99.9% of the Scientific community thinks evolution does, actually, add up.   Now when I say “scientist,” resist the urge to imagine a hunchback in a laboratory maniacally rubbing his human-fat soaked hands and think instead of a person who has devoted their entire life to studying and learning about science.  That is their whole job.  And it’s not a few guys in a basement scouring blogs, it’s somewhere around 500,000 professional science people.   Unlike the googler, their livelihood depends on this stuff.  When they come up with theories they publish them and then other scientists review them. Those other scientists either agree or publish their own theories about why scientist #1 is such an idiot he can’t tell his protons from his neutrons.  It’s self-correcting in that way; it’s competitive.
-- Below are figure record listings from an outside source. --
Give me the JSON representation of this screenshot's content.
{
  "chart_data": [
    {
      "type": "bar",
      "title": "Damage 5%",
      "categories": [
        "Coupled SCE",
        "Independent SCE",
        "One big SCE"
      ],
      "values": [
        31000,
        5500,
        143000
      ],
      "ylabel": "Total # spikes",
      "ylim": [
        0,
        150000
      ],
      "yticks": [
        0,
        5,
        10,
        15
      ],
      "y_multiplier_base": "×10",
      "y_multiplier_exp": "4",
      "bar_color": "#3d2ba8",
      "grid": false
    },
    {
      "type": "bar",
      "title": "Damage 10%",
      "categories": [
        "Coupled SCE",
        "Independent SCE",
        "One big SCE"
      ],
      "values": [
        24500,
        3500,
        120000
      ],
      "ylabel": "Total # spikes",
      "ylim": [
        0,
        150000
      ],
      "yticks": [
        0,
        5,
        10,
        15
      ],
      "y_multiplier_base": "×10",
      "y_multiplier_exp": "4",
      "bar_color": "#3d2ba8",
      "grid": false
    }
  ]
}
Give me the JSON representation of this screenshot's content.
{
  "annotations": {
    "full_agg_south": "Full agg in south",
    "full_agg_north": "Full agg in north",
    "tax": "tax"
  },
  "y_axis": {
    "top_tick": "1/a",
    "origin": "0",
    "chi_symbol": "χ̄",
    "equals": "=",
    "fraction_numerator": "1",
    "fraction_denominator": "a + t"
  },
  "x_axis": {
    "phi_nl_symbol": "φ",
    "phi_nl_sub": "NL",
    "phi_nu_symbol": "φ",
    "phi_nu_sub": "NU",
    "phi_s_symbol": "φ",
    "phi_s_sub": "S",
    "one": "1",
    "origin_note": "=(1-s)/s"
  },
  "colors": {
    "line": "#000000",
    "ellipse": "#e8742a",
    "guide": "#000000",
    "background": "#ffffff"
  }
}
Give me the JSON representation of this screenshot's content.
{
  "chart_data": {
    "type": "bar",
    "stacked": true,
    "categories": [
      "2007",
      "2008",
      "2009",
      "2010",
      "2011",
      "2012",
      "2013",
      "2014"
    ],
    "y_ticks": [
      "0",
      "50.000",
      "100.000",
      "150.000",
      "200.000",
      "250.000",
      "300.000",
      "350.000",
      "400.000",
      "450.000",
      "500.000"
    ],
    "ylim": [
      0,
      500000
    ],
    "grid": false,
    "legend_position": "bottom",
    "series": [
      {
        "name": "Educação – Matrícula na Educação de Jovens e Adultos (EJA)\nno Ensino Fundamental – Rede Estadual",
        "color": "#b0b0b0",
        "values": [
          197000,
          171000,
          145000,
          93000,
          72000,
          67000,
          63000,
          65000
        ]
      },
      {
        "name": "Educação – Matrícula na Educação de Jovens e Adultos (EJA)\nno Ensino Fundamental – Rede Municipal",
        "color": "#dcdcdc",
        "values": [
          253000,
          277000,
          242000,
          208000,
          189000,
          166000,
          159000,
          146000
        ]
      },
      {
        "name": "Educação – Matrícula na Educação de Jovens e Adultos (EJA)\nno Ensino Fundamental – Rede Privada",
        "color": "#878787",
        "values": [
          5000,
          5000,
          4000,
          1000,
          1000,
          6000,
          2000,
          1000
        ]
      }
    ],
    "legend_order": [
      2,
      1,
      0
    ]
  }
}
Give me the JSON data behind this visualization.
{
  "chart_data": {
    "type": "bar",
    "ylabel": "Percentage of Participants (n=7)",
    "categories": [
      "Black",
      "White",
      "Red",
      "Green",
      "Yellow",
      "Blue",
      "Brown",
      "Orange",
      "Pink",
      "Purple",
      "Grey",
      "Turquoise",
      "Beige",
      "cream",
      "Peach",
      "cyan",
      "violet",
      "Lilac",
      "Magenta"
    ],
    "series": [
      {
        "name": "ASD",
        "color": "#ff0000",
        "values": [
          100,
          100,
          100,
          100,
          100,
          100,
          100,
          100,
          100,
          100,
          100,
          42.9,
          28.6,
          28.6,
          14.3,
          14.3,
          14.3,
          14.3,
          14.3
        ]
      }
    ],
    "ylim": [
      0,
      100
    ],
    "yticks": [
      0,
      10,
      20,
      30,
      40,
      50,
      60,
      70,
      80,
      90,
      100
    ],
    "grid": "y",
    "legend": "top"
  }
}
The more they publish studies that the scientific community can replicate, the more grants and awards and job offers and press they get.  When you can definitively disprove a long-standing, well accepted theory, you get even more money and fame!  That’s why you know who Galileo, and Newton, and Einstein are!  It’s capitalism!  You people love that!

So let’s review, Scientist: years  and years of study, doctorates and experiments, peer reviewing community, figure out how things like this work for a living, rewarded with money and fame for proving/disproving stuff; you: google.  Got it?

If a scientist could disprove the most widely accepted modern scientific theory around (evolution) he/she would win the Nobel Prize, money, and his or her name would be burned into every history book ever.  This scientist wouldn’t even have to disprove Evolution!  If they could disprove the ancient age of the earth to say, something crazy like 6,000 years, they would demolish the majority of current science.  There is every reason in the world for scientists to do this, and yet, they don’t.  Is it because they hate fame and money?  Is it because every scientist ever has a vendetta against God?  Is it because they DON’T HAVE GOOGLE?  No, it is because like gravity, the theory of evolution is a fact.

If you believe that the earth is 6,000 years old or that the first woman came from a rib or that there is some kind of difference between “micro” and “macro” evolution (hint: there isn’t), you aren’t just wrong.  You believe in a massive, worldwide conspiracy.  You believe that nearly every scientist in every branch of science; every scientific foundation and research organization; every journal; and every accredited college or University in the WHOLE WORLD is participating in some kind of coordinated, malicious cover-up to hide the truth.  It makes 9/11 Truthers and Moon-Landing conspiracy types look downright brilliant.  Scully-esque.  Pillars of reason and logic.

So whatever, keep on believing you can out-google science, just do me a solid: start wearing tinfoil hats or carry around your dead pet bird so at least I know before we start making dinner plans that I should be prepared for a dinosaur-train to crazy town.